Performs offline 3D layout of large graphs and saves results to the disk. This is somewhat experimental.

The results are saved into data folder by default.

usage

// Assume you have a huge graph (instance of ngraph.graph):
var graph = require('ngraph.generators').grid(10000, 10000);
var createLayout = require('ngraph.offline.layout');
var layout = createLayout(graph);
layout.run();

This will run the 3d force-based layout for 500 iterations.

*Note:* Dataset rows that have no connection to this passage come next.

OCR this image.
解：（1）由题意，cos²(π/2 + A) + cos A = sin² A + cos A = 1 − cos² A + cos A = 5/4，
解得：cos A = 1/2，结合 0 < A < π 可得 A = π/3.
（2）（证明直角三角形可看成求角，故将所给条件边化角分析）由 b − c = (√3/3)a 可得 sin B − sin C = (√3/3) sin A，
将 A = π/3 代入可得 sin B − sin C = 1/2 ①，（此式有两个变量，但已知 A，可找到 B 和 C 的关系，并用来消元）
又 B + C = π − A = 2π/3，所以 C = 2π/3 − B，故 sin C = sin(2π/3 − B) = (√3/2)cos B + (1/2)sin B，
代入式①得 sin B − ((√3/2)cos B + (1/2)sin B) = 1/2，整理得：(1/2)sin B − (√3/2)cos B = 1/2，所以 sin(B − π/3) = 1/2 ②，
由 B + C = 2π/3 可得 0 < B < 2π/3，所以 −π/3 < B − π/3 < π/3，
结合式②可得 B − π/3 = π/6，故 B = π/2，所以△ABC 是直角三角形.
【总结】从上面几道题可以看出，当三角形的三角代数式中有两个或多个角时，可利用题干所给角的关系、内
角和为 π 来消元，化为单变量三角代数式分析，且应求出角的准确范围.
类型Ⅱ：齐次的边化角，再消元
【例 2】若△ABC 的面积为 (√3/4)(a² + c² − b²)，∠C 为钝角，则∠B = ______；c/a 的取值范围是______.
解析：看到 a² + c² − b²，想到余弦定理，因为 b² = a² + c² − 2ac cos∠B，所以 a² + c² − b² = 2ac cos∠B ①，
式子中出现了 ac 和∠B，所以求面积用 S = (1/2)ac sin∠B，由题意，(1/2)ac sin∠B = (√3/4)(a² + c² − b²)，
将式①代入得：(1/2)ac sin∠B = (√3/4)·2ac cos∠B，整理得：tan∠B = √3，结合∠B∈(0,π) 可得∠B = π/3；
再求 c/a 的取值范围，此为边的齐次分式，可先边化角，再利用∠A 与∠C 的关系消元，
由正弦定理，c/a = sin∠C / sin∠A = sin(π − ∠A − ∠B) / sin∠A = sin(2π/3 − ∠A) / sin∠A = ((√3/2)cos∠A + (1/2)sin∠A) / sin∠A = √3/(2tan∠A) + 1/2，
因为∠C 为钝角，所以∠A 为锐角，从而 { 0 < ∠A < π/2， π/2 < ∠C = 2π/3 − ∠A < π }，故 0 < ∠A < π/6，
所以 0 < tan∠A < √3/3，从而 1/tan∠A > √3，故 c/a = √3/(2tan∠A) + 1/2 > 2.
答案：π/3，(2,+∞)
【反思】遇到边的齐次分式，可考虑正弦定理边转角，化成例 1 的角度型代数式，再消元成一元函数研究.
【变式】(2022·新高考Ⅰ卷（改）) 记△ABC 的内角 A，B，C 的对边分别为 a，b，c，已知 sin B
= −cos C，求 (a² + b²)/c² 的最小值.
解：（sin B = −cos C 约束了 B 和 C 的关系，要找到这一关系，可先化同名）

Each 5th iteration is saved into ./data/{ITERATION_NUMBER}.bin file.

The layout can be configured with options argument:

// run only 100 iterations
var layout = createLayout(graph, {
  iterations: 100, // Run `100` iterations only
  saveEach: 10, // Save each `10th` iteration
  outDir: './myFolder', // Save results into `./myFolder`
  layout: require('ngraph.forcelayout3d') // use custom layouter
});

After all iterations are completed, the final positions.bin file will be saved into outDir. This file consists of Int32's written in Little Endian format. Each node of the graph is given three integers in the output file. The order of positions matches the order of graph traversal for graph.forEachNode() method.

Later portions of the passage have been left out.